Num artigo sobre o autismo Philippe La Sagna4 lembrava que nada pode se aparelhar dentro de um só sentido. É preciso se lembrar que em diferentes registros humanos - nas artes, nas ciências, por exemplo, mesmo na psicanálise - o sentido não é dado a priori. Da mesma maneira podemos constatar frequentemente que o sentido de um comportamento, de uma proposição, ou mesmo de uma vida, permaneça escondido tanto tempo que só podemos apreendê-lo a posteriori. Outros exemplos como o texto de Joyce ou de Roussel que, mesmo sendo bem escritos e, portanto permitindo uma leitura, não têm, no entanto, sentido. O sentido não é tudo nada experiência humana e é necessário muitas vezes uma análise para assumir isto e estabelecer apesar disso uma relação com um menino como Antonin.
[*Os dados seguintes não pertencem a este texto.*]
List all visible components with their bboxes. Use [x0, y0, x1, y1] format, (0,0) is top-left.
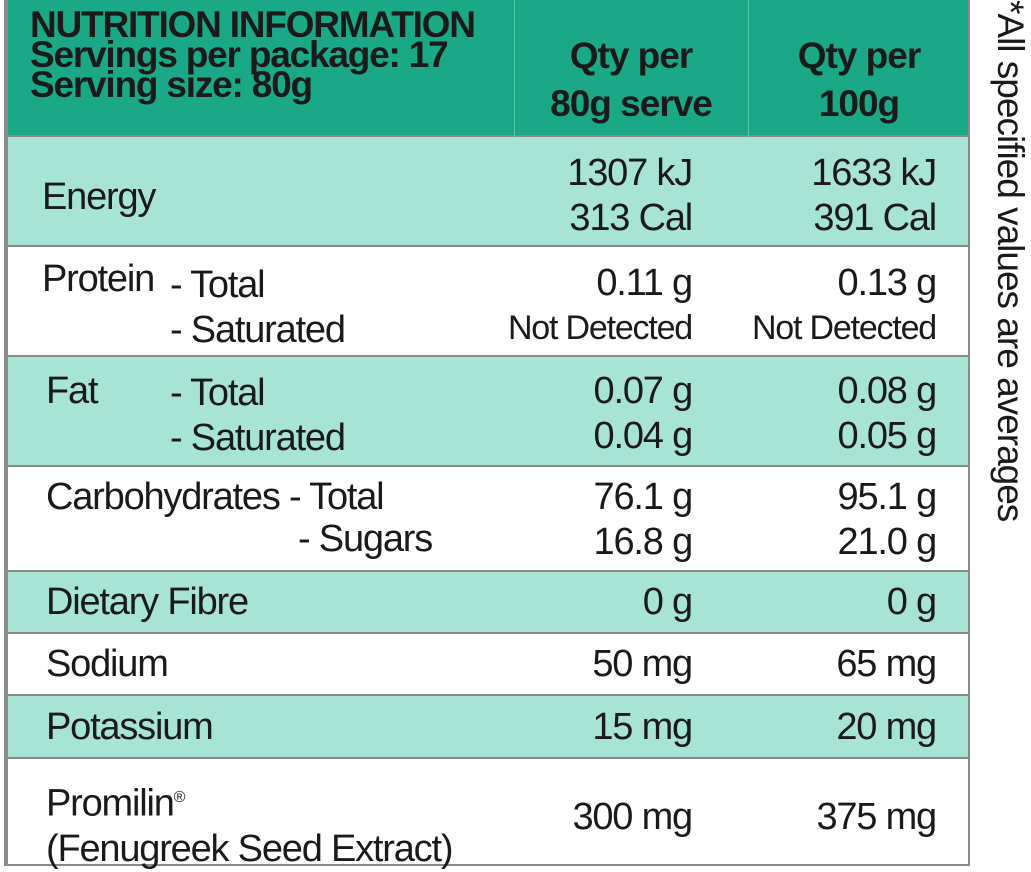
cell-group: 95.1 g 21.0 g [837, 475, 938, 565]
cell-text: - Total [170, 264, 266, 306]
cell-group: 0.08 g 0.05 g [837, 369, 938, 459]
cell-text: 15 mg [592, 706, 693, 748]
row-sodium: Sodium 50 mg 65 mg [8, 634, 968, 696]
cell-text: 50 mg [592, 643, 693, 685]
row-dietary-fibre: Dietary Fibre 0 g 0 g [8, 572, 968, 634]
cell-text: 20 mg [836, 706, 937, 748]
cell-group: 0.07 g 0.04 g [593, 369, 694, 459]
cell-text: 0.08 g [837, 370, 938, 412]
row-fat: Fat - Total - Saturated 0.07 g 0.04 g 0.08… [8, 357, 968, 467]
header-text: NUTRITION INFORMATION Servings per packa… [30, 4, 476, 105]
cell-group: Promilin® (Fenugreek Seed Extract) [46, 775, 453, 872]
nutrition-table: NUTRITION INFORMATION Servings per packa… [4, 0, 970, 870]
cell-text: 76.1 g [593, 476, 694, 518]
column-divider [514, 0, 515, 137]
cell-text: Not Detected [507, 309, 693, 347]
cell-text: 0.13 g [837, 262, 938, 304]
cell-text: 0 g [886, 581, 937, 623]
col-header-100g: Qty per 100g [748, 32, 970, 128]
column-divider [748, 0, 749, 137]
cell-group: 1307 kJ 313 Cal [567, 151, 693, 241]
cell-text: Qty per [797, 35, 922, 76]
cell-text: Promilin [46, 782, 175, 825]
table-header: NUTRITION INFORMATION Servings per packa… [8, 0, 968, 137]
cell-text: 0.05 g [837, 415, 938, 457]
cell-text: Dietary Fibre [46, 581, 249, 623]
cell-text: ® [173, 789, 186, 806]
cell-group: 0.11 g Not Detected [507, 261, 693, 351]
cell-text: 100g [818, 83, 900, 124]
cell-text: - Sugars [298, 518, 433, 560]
cell-text: 0.04 g [593, 415, 694, 457]
cell-text: - Saturated [170, 417, 346, 459]
servings: Servings per package: 17 [30, 34, 449, 75]
cell-text: 313 Cal [569, 197, 693, 239]
footnote: *All specified values are averages [990, 0, 1031, 522]
cell-text: - Saturated [170, 309, 346, 351]
row-potassium: Potassium 15 mg 20 mg [8, 696, 968, 759]
cell-text: Protein [42, 258, 155, 300]
cell-text: 95.1 g [837, 476, 938, 518]
cell-group: 0.13 g Not Detected [751, 261, 938, 351]
cell-text: 375 mg [816, 796, 937, 838]
cell-text: (Fenugreek Seed Extract) [46, 827, 453, 870]
cell-text: 65 mg [836, 643, 937, 685]
cell-group: - Total - Saturated [170, 263, 346, 353]
cell-text: 0 g [642, 581, 693, 623]
cell-text: 16.8 g [593, 521, 694, 563]
cell-group: - Total - Saturated [170, 371, 346, 461]
row-promilin: Promilin® (Fenugreek Seed Extract) 300 mg… [8, 759, 968, 870]
cell-text: Carbohydrates [46, 476, 281, 518]
cell-text: 80g serve [550, 83, 713, 124]
row-carbohydrates: Carbohydrates - Total - Sugars 76.1 g 16.… [8, 467, 968, 572]
cell-text: Energy [42, 176, 156, 218]
cell-text: Potassium [46, 706, 214, 748]
cell-group: 1633 kJ 391 Cal [811, 151, 937, 241]
col-header-serve: Qty per 80g serve [514, 32, 748, 128]
row-energy: Energy 1307 kJ 313 Cal 1633 kJ 391 Cal [8, 137, 968, 247]
cell-text: 1307 kJ [567, 152, 693, 194]
cell-group: Carbohydrates - Total [46, 475, 385, 520]
cell-text: 300 mg [572, 796, 693, 838]
title: NUTRITION INFORMATION [30, 4, 476, 45]
cell-text: 391 Cal [813, 197, 937, 239]
cell-text: 21.0 g [837, 521, 938, 563]
cell-group: 76.1 g 16.8 g [593, 475, 694, 565]
cell-text: Fat [46, 370, 99, 412]
cell-text: Sodium [46, 643, 169, 685]
cell-text: 1633 kJ [811, 152, 937, 194]
cell-text: - Total [170, 372, 266, 414]
serving-size: Serving size: 80g [30, 64, 313, 105]
cell-text: 0.11 g [596, 262, 693, 304]
cell-text: Qty per [569, 35, 694, 76]
cell-text: 0.07 g [593, 370, 694, 412]
cell-text: - Total [289, 476, 385, 518]
row-protein: Protein - Total - Saturated 0.11 g Not Det… [8, 247, 968, 357]
cell-text: Not Detected [751, 309, 937, 347]
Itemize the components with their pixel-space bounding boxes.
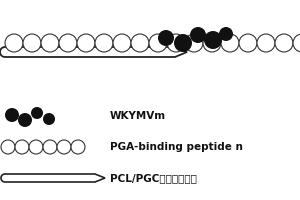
Circle shape (203, 34, 221, 52)
Circle shape (31, 107, 43, 119)
Circle shape (113, 34, 131, 52)
Circle shape (1, 140, 15, 154)
Circle shape (95, 34, 113, 52)
Circle shape (43, 113, 55, 125)
Circle shape (59, 34, 77, 52)
Circle shape (5, 34, 23, 52)
Circle shape (15, 140, 29, 154)
Circle shape (71, 140, 85, 154)
Text: PGA-binding peptide n: PGA-binding peptide n (110, 142, 243, 152)
Circle shape (149, 34, 167, 52)
Text: WKYMVm: WKYMVm (110, 111, 166, 121)
Circle shape (18, 113, 32, 127)
Circle shape (43, 140, 57, 154)
Circle shape (190, 27, 206, 43)
Circle shape (293, 34, 300, 52)
Circle shape (185, 34, 203, 52)
Circle shape (5, 108, 19, 122)
Polygon shape (1, 174, 105, 182)
Circle shape (239, 34, 257, 52)
Circle shape (158, 30, 174, 46)
Text: PCL/PGC纳米复合材料: PCL/PGC纳米复合材料 (110, 173, 197, 183)
Circle shape (41, 34, 59, 52)
Circle shape (57, 140, 71, 154)
Circle shape (174, 34, 192, 52)
Circle shape (29, 140, 43, 154)
Polygon shape (0, 47, 187, 57)
Circle shape (23, 34, 41, 52)
Circle shape (257, 34, 275, 52)
Circle shape (77, 34, 95, 52)
Circle shape (221, 34, 239, 52)
Circle shape (167, 34, 185, 52)
Circle shape (131, 34, 149, 52)
Circle shape (275, 34, 293, 52)
Circle shape (204, 31, 222, 49)
Circle shape (219, 27, 233, 41)
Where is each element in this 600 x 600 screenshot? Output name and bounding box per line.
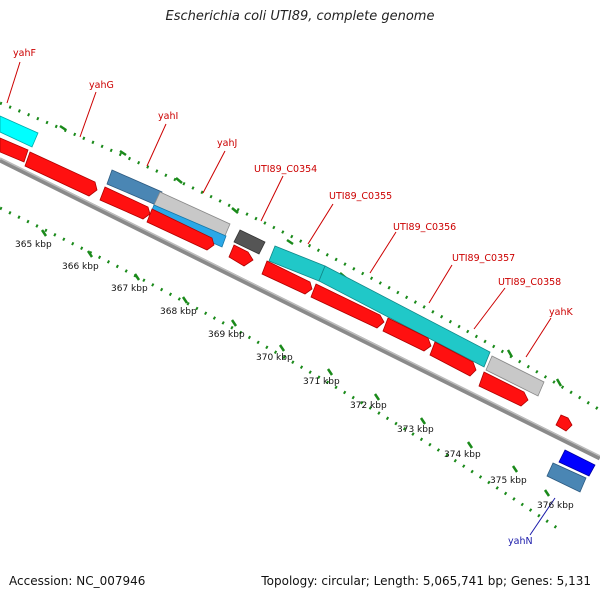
tick-label-366: 366 kbp — [62, 262, 99, 272]
gene-label-yahF[interactable]: yahF — [13, 48, 36, 59]
map-title: Escherichia coli UTI89, complete genome — [165, 9, 435, 24]
gene-label-yahN[interactable]: yahN — [508, 536, 533, 547]
gene-label-yahG[interactable]: yahG — [89, 80, 114, 91]
cds-red-10[interactable] — [478, 371, 529, 407]
gene-label-C0358[interactable]: UTI89_C0358 — [498, 277, 561, 288]
gene-label-C0356[interactable]: UTI89_C0356 — [393, 222, 456, 233]
cds-teal-C0356-C0357[interactable] — [318, 265, 491, 368]
forward-strand-features — [0, 137, 573, 432]
cds-red-1[interactable] — [0, 137, 29, 163]
cds-red-7[interactable] — [310, 283, 385, 329]
label-leaders — [6, 61, 556, 536]
cds-dark-gray-C0354[interactable] — [233, 229, 266, 255]
gene-label-yahJ[interactable]: yahJ — [217, 138, 237, 149]
cds-red-3[interactable] — [99, 186, 151, 220]
tick-label-370: 370 kbp — [256, 353, 293, 363]
gene-label-C0357[interactable]: UTI89_C0357 — [452, 253, 515, 264]
tick-label-376: 376 kbp — [537, 501, 574, 511]
cds-red-9[interactable] — [429, 341, 477, 377]
gene-label-yahI[interactable]: yahI — [158, 111, 178, 122]
cds-steel-yahN[interactable] — [546, 462, 587, 493]
topology-text: Topology: circular; Length: 5,065,741 bp… — [261, 574, 591, 588]
cds-red-4[interactable] — [146, 208, 215, 251]
cds-red-8[interactable] — [382, 317, 432, 352]
accession-text: Accession: NC_007946 — [9, 574, 146, 588]
cds-blue-yahM[interactable] — [558, 449, 596, 477]
inner-ring-ticks — [40, 229, 551, 497]
outer-dotted-ring — [0, 101, 600, 412]
tick-label-368: 368 kbp — [160, 307, 197, 317]
cds-red-5[interactable] — [228, 244, 254, 267]
tick-label-371: 371 kbp — [303, 377, 340, 387]
cds-red-6[interactable] — [261, 260, 313, 295]
gene-label-C0355[interactable]: UTI89_C0355 — [329, 191, 392, 202]
tick-label-369: 369 kbp — [208, 330, 245, 340]
tick-label-372: 372 kbp — [350, 401, 387, 411]
cds-cyan-yahF[interactable] — [0, 115, 39, 148]
tick-label-374: 374 kbp — [444, 450, 481, 460]
tick-label-367: 367 kbp — [111, 284, 148, 294]
cds-red-11[interactable] — [555, 414, 573, 432]
tick-label-373: 373 kbp — [397, 425, 434, 435]
tick-label-375: 375 kbp — [490, 476, 527, 486]
gene-label-C0354[interactable]: UTI89_C0354 — [254, 164, 317, 175]
cds-gray-C0358[interactable] — [485, 355, 545, 397]
gene-label-yahK[interactable]: yahK — [549, 307, 573, 318]
cds-red-2[interactable] — [24, 151, 98, 197]
tick-label-365: 365 kbp — [15, 240, 52, 250]
backbone-ring — [0, 157, 600, 461]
O que fazemos exatamente quando nos encontramos, acolhemos, isto é, quando dizemos, “sim” a sujeitos que são como Antonin? Fazemos de tal maneira que a palavra não desapareça. E se esta palavra não se apoia no pé do sentido, isto não quer dizer que ela não se socorra de outro pé, que não falte jamais na experiência humana. Lacan deu o nome de gozo a este outro pé da palavra.

1 J.-A. Miller, «Vers PIPOL IV», Mental n° 20, p.186.
2 L. Malson, «Mémoires et rapports sur les développements de Victor de l’Aveyron par J. Itard», Les enfants sauvages, Paris, 10-18, 1964, p.160-171.
3 J. Lacan, Le Séminaire, livre xvii, L’envers de la psychanalyse, Paris, Seuil, mars 1991, p.80.
4 P. La Sagna, «Partager la planète autiste?», petite Girafe n° 27, p. 83-86.